Have a single source of truth

It’s important for organisations to have a "single source of truth" so that both internal and external stakeholders know where to go to access the latest information. Any company spokesperson or member of your crisis management team needs to be identified, media trained, and kept up-to-date with the evolving situation to ensure media, staff, customers, and the public are informed with a clear, consistent message.

Use templates

80 percent of time spent managing communications is used to figuring out what to say. By taking the time to prepare communication templates in advance, organisations are well-placed to provide a quick response and reduce the risk of the negative effect of poor communication.

Be transparent and open

In the digital age, it’s no longer possible to hope that information can be kept from the media or the general public, nor that the dissemination of information will come solely from you. A policy of openness and transparency is essential to maintaining trust during a crisis, and for managing public relations without causing reputational damage. This transparency must be consistent across all company communications - news interviews, social media, internal announcements, general media relations, etc.

Be authentic

In crises, people are under unprecedented pressure which impacts decision-making. Sterile and impersonal corporate responses fail. Stakeholders want to engage with organisations that are empathetic to the challenges people find themselves in, so make sure your crisis communication team is briefed and trained on providing a human-centric response.

Keep employees informed

Employees are often a conduit to keeping risk communication flowing between stakeholders. It’s essential to ensure employees are informed with regular updates to prevent the circulation of incorrect information and potentially negative statements, including providing additional information as soon as it becomes available. The benefits of engaging the edge of the organisation often lead to valuable new insights.

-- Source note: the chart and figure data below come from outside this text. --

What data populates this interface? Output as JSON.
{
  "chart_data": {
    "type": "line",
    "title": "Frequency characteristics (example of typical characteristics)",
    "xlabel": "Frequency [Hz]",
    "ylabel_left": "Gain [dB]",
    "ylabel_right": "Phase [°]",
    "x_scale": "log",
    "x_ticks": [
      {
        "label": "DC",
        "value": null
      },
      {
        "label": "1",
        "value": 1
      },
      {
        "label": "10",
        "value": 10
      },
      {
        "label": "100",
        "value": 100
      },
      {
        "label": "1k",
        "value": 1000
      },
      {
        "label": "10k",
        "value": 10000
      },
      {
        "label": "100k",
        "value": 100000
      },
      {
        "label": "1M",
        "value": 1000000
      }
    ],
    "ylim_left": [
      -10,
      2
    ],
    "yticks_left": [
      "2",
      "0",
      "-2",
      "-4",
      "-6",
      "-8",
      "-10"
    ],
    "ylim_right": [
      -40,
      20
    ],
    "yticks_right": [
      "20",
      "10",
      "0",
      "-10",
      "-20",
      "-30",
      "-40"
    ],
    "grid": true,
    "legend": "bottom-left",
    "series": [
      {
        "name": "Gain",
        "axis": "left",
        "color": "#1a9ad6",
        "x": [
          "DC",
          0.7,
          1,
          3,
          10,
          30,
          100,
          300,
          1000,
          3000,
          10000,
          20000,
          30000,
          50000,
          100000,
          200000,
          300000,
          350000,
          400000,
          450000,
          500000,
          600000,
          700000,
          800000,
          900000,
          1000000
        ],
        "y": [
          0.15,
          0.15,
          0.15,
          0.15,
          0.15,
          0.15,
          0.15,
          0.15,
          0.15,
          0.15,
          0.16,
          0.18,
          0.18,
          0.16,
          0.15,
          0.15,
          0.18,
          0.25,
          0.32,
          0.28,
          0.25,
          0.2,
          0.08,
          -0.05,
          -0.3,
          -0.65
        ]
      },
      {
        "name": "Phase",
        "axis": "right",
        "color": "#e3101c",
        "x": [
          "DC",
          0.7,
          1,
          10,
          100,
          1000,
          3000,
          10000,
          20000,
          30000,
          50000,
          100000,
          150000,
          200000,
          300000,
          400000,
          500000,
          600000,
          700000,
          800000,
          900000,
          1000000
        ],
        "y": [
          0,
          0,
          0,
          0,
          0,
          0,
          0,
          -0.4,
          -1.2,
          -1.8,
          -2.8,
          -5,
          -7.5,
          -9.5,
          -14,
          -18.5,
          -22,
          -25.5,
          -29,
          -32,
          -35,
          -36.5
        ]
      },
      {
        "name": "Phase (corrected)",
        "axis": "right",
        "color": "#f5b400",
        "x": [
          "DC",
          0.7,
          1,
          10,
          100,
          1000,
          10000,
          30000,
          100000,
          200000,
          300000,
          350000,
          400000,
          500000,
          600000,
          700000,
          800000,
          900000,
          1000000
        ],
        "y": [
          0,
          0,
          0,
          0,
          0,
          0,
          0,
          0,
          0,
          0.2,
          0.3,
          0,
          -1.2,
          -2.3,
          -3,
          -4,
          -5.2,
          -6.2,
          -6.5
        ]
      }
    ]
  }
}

Customer and supplier communications

Important information on any crisis scenarios should reach your customers and suppliers directly from you, not the media. Part of any crisis communication plan needs to include processes to inform these vital stakeholders, and how to effectively update them throughout the incident.

Update early and often

Be proactive with sharing news, even when the whole picture isn’t clear. It is better to over-communicate than to allow silence and rumours to fill the void. Start with summary statements that make it clear what is initially known and provide updated action plans and new developments as early and as often as possible. Set expectations for when people will receive communications – i.e. every two hours or daily.

Social media

Ensure all channels that your stakeholders use reflect the same message and content, not just traditional avenues such as media releases and the company website. Few things are as damaging and hard to address than incorrect information being live-tweeted without your ability to see and respond with facts and appropriate messaging.